I battiti del mio cuore si sono placati, a stento riesco a sentirli. La vista è un po' confusa, così come la mia testa. 
Ma neanche adesso dico niente. Non riesco a connettere il cervello con la bocca. 

Si spinge dentro di me con brutalità, afferra entrambe le mie cosce e mi attira ancora di più a sé. Affonda i polpastrelli contro la mia carne facendomi mugugnare dal dolore. 

«Piano» farfuglio, sempre più stordita. 
Mi guarda dall'alto, spingendosi sempre più forte. «Piano? Dov'è finita la voglia che avevi di essere scopata?»

Non so se è per via del mio stordimento, ma sembra che il suo sguardo sia cambiato. Non sembra neanche più lui. 
Non provo più piacere. Mi sta facendo solo male. Le sue mani adesso stringono con forza i miei fianchi, così forte che sento la pelle bruciare. 

Cerco di stargli dietro con i movimenti ma non ci riesco. Mi sento sempre più debole. 

Afferra una ciocca dei miei capelli obbligandomi a inclinare leggermente la testa. Mi morde il collo e poi lo succhia con forza. 

«Vince», lo richiamo. Lui però neanche prende in considerazione le mie parole. 
A ogni stoccata forte, vedo le stelle. Fa male. Mi fa male il basso ventre, le pareti interne. Tutto. E poi, non smette di mordermi la pelle e di succhiarmi. 

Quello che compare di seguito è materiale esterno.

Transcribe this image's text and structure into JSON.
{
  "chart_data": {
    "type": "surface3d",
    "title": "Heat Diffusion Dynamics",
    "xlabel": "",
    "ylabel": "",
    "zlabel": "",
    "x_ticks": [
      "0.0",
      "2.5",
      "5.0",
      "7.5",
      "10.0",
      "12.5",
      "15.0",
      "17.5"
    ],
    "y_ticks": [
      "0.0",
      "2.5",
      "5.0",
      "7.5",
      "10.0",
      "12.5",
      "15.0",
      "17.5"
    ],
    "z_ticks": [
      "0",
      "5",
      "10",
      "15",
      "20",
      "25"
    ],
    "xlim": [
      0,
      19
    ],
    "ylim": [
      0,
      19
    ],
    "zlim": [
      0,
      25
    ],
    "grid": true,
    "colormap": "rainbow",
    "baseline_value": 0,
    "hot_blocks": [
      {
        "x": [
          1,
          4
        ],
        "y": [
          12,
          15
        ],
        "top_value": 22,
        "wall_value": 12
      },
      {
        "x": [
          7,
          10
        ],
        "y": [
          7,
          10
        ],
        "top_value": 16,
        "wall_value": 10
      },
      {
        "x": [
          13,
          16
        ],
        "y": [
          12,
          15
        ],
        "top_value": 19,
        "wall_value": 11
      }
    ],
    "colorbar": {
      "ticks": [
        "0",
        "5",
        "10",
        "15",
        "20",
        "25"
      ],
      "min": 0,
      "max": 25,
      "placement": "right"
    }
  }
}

Affondo le dita sulle sue spalle. «Mi stai facendo male», la mia voce si incrina e gli occhi si riempiono di lacrime. Lentamente, capisco sempre meno quello che sta succedendo dentro questa stanza. 

Ho la nausea. Mi sta venendo da vomitare. Qualsiasi cosa mi ha dato, non è come quella della volta scorsa. Non lo è.